Soru:2 Edebiyatla alakanız ne zaman başladı, sizi yazmaya ve yazdıklarınızı paylaşmaya iten şey nedir?
Paylaşmak daima hayatımda önemli bir yerde oldu. Bildiğini kendine saklayanlardan olamadım hiçbir zaman. Gastronomi konusunda blog yazıları yazarak başladım. Okur desteği ve geri dönüşleriyle de bugünlere kadar geldim. Onların beğenisi ve motivasyonu olmasaydı kurgu yazmaya cesaret edemeyebilirdim. Bendeki bir değeri ortaya çıkardılar diyebilirim.
Soru:3 Ödüllü bir yazarsınız, atölyeler düzenliyorsunuz. Atölyelere karşı bir ön yargı var hem de oldukça fazla olduğunu düşünüyorum. Siz ne düşünüyorsunuz bir eğitmen olarak, atölyeler olmazsa olmazlar mıdır?
Atölyelere karşı olan ön yargı birçok şeye karşı olandan daha fazla değil aslında. Bu sebeple biz inandığımız işi yapmakta ısrar ediyoruz. Bizim için sonuçlar önemli. Atölyelere başladığımız 3 yıldan beri 9 katılımcımız yazar olma hayallerine kavuştu ve kitaplarını ellerine aldı. Bunların dışında atölyelerden çıkan sayısız öykü, çeşitli dergilerde ve öykü seçkilerinde yer aldı. Bu somut bir başarıdır.
Bana hep sorarlar “Yazmak öğrenilebilen bir şey midir?” diye… Evet, kesinlikle öğrenilebilen bir şey… Derslerde yazmanın tekniği açısından çok önemli, kilit ipuçları, taktikler, yöntemler ve hap bilgiler veriyoruz. Yaratıcılığı tetikleyen kaynakların aslında ne kadar sonsuz olduğunu gösteriyoruz. Bir de bu kaynakları nasıl kullanacaklarını. Ama en önemlisi, atölyeye gelmenin yazan kişide düzenli bir yazma disiplini oluşturması. Hele bir de bunu hayatına adapte edebilirse, yazma konusunda gelişmemesi mümkün değil. Bu konuda yeteneği olan, bu işe gönül vermiş kişilerin doğru yönlendirmeler ve yapıcı eleştirilerle, iyi yaptıklarını koruyup zayıf ya da eksik yönlerini geliştirebildikleri bir atölye nasıl olur da ön yargılar sayesinde gereksiz görülür, anlamış değilim.

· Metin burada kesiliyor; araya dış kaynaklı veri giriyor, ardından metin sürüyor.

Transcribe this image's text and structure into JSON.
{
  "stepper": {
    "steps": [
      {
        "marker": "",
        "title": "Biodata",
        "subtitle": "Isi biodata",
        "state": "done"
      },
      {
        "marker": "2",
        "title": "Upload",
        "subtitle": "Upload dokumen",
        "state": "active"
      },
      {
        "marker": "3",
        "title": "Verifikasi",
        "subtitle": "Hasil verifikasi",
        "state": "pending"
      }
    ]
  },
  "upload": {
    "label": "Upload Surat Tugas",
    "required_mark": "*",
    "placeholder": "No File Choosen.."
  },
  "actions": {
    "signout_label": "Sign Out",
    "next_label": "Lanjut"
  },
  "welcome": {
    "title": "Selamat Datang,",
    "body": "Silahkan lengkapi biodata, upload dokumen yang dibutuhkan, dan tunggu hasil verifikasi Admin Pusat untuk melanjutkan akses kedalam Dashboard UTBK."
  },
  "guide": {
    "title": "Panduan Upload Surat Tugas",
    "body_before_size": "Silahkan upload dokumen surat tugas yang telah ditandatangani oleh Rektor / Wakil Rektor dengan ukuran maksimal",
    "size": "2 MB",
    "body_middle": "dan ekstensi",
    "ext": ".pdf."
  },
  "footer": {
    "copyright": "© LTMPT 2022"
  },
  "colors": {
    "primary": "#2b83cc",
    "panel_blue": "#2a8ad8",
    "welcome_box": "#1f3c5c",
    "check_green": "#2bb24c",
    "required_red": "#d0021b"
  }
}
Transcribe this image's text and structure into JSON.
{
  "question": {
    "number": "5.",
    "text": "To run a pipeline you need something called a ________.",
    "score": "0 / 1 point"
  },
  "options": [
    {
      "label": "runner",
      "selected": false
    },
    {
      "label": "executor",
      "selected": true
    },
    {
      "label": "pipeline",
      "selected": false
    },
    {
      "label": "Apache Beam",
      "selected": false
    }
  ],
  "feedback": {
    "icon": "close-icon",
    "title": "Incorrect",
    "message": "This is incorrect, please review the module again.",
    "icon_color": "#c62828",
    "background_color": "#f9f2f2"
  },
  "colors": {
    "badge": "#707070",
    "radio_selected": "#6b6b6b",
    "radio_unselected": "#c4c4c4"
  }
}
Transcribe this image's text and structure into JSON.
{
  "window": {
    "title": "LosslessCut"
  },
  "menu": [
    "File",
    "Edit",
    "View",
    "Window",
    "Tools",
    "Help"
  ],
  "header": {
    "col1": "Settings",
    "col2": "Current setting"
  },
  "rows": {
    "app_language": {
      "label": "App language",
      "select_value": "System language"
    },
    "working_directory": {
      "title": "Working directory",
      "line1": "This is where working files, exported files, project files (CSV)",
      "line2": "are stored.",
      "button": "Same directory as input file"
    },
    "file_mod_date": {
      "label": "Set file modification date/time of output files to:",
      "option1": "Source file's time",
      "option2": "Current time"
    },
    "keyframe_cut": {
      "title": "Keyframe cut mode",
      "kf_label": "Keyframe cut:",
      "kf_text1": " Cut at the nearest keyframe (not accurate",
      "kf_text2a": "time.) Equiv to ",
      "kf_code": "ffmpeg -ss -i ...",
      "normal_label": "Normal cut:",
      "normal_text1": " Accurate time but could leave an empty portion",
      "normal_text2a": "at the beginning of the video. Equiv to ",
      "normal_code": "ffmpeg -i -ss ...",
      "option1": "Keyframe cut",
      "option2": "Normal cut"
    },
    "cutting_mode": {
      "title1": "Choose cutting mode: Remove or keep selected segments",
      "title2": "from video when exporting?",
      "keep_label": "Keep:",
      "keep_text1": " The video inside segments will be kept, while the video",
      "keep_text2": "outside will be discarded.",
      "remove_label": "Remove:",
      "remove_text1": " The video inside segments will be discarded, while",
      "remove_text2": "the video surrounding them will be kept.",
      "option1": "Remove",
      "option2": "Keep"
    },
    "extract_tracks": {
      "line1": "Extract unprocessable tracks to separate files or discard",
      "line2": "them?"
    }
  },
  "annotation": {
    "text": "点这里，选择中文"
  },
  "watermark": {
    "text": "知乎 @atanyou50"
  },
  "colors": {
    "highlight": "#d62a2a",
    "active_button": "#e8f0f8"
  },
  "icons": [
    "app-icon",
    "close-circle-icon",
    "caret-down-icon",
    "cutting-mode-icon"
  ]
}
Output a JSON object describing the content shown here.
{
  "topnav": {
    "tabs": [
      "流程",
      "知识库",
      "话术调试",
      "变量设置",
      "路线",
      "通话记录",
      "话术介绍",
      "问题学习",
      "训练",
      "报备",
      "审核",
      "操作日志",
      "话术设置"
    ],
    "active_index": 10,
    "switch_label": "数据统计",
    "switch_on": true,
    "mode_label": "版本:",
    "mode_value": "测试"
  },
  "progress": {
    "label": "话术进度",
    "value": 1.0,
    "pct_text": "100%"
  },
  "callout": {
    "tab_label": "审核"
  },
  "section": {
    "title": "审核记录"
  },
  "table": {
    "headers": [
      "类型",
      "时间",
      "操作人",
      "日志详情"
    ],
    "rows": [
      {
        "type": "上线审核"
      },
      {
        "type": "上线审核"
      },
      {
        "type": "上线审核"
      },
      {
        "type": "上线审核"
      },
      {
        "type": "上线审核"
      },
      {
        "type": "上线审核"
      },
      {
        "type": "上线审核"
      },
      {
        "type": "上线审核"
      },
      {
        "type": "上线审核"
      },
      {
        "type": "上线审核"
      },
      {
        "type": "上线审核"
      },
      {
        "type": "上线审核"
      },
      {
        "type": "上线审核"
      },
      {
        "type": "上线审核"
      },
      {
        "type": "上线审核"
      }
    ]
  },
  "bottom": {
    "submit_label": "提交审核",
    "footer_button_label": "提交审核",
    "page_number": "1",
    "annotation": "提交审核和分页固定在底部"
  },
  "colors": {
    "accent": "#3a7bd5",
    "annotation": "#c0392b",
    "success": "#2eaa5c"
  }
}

Soru:4 Son çıkan kitabınız “Bu Kitabın Yazarı Öldü” gerçekten ismiyle ve kapağıyla ilgi çekici bir kitap. Kapak tasarımına karışır mısınız? Kitaplarınıza ya da öykülerinize isim verirken “sahip olduğunuz bir yöntem” var mı? Yani Bahar Yaka, nasıl adlandırır yazılarını?
Son kitabın isim ve kapak tasarımı tamamen bana ait. Bu konuya önem veriyorum, çok kafa yoruyorum ve bunun özellikle son kitapta çokça karşılığını aldık diyebilirim. Arka kapakta kızımın çektiği bir orman fotoğrafını kullandık ki bu fotoğraf, hikayenin mekanına ve atmosferine çok uydu. Arka kapak yazısı ile okuyucuyu şartlandırmak yerine meraklandırıp kitabı okumasını sağlamayı yeğledim. İsmi çok merak uyandırıyor ve elbette hikâyede bir yeri var. Ön kapakta kendi adımın olmasını istemedim. Çünkü yazarın değil eserin ön planda olmasını hedefledim. Aynı şekilde hikâyede geçen karakterlerin de isimleri yok. Bunu yaparken de okuyucu için, karakterler değil, hikâye ön planda olsun istedim.
Soru:5 Son olarak günümüz dergiciliği hakkındaki düşüncelerinizi merak ediyorum. Bir de “Kar Öykü” dergimize hiç denk geldiniz mi inceleme fırsatınız oldu mu? Teşekkür ederim.
Bunu yazarken biraz çekiniyorum ama ben matbu dergileri seven, klasik bir okurum. Bir sonraki sayı çıkana kadar defalarca elime almayı, kenarlarına notlar yazmayı, sayfa aralarında bir şeyler unutmayı ve yıllar sonra onları bulmayı çok seviyorum. Her çağ kendi ürünlerini, sanat eserlerini ve sanatçılarını doğuruyor. Buna e-dergiler de dahil. Çağın gerisinde kalmamak ve yeni nesil edebiyatseverleri desteklemek adına takip ediyorum ve elimden geldiğince de içlerinde var olmaya, destek olmaya çalışıyorum. Elektronik ortamda olan her şey bana bir yanı eksik geliyor. Dileğim, e-dergiler bu denli artarken, matbu dergilerin tamamen yok olmaması. Kar Öykü’yü neredeyse kurulduğu günden beri biliyor, takip ediyor ve destekliyorum. Kısa zamanda segmentinde iyi yerlere geleceğinden eminim.
Teşekkürler.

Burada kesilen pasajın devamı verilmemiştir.